The first bold move to lower agricultural subsidies was made by the United States. In July of 2002, amid acrimony over its farm bill, the U.S. put forward an ambitious proposal for liberalizing agricultural trade. The proposal was opposed from the very beginning by their European counterparts, who saw it as aggressively antagonistic to their Common Agricultural Policy.
Earlier this year, the EU produced a proposal that would bring some progress in reducing tariffs, export subsidies, and domestic support, but it was far shy of the American proposal. The Europeans decided to bet strongly on a "divide and conquer" tactic towards the developing countries. First, they introduced a category of "advanced developing countries", expected to behave in every way as developed countries, so that they would have to grant the same preferences to other developing countries. Then, they offered to enhance preferential treatment to the group of least-developed countries. The message to these countries is very clear: Protect my protection because it is your protection too; or, equivalently, don't ever let your preferential access to my market be eroded by other developing countries.

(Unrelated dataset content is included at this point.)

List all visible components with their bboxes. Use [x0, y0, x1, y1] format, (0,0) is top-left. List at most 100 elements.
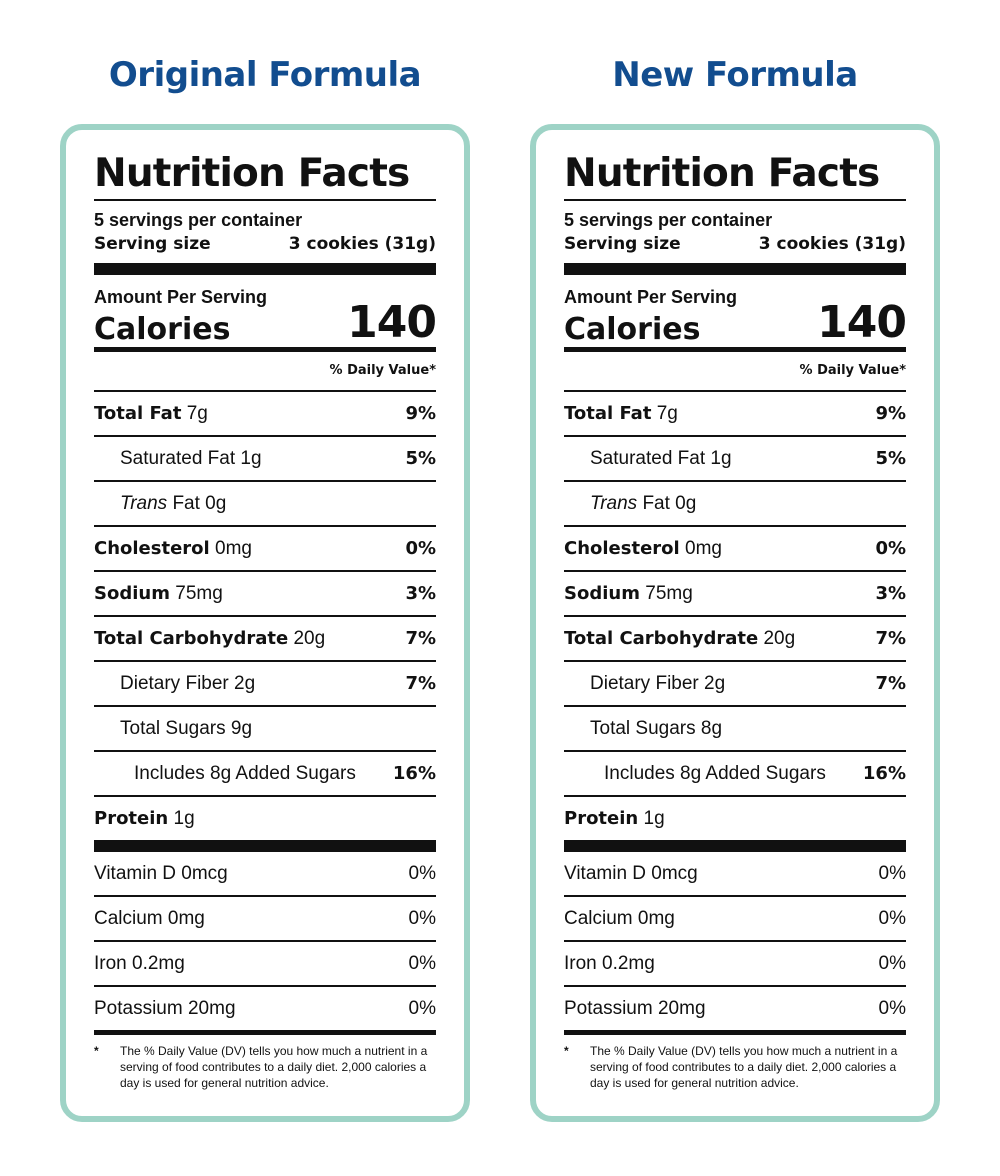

The bottom line is that the agricultural negotiations became highly polarized. Striking a deal from the two extreme positions presented by the U.S. and the EU is practically impossible. Stuart Harbinson, the chairman of the WTO Committee on Agriculture, made a compromise proposal which sought a good balance among the different positions. Yet nobody wanted to give in. The Harbinson draft was rejected and the March 31 deadline abandoned.
Equally dire are the talks on the third issue: Special and differential (S&D) provisions, which are supposed to give developing countries special rights and enable developed countries to treat them preferentially to other WTO members. It was agreed at Doha that S&D provisions would be reviewed to make them stronger as well as more precise, effective, and operational. Yet the third deadline for these negotiations was missed last Feb. 10, and there is now little or no hope for any significant progress before the next ministerial meeting.
The deadlock in the Doha Round must be broken, not only because its goals are important by themselves (especially in light of the Round's purported development emphasis), but also because failure to move forward now will throw more gasoline on the already fierce fire of trade disputes and flagrant abuse of trade safeguards by both developed and developing countries. But saving the Doha Round will take much more than the hard work of negotiators and ambassadors to the WTO in Geneva. For better or worse, the matter must go the highest political levels. National leaders will have a moment of opportunity to repair the present international disorder at the G-8 summit at Evian in early June.
It is an almost cruel circumstance that the burden to overcome the Doha gridlock lies chiefly with both the United States and France, given the importance and complexity of the agricultural issue. President Chirac can show that his commitment towards multilateralism is unquestionably sincere by abandoning his opposition to Europe's agricultural reform. Similarly, a meaningful step toward restoring "the good kind" of American international leadership would be for Washington to become more open to compromise on the key Doha issues.
The neo-protectionist spiral must be checked immediately. Any later might be too late.
The writer is former President of Mexico.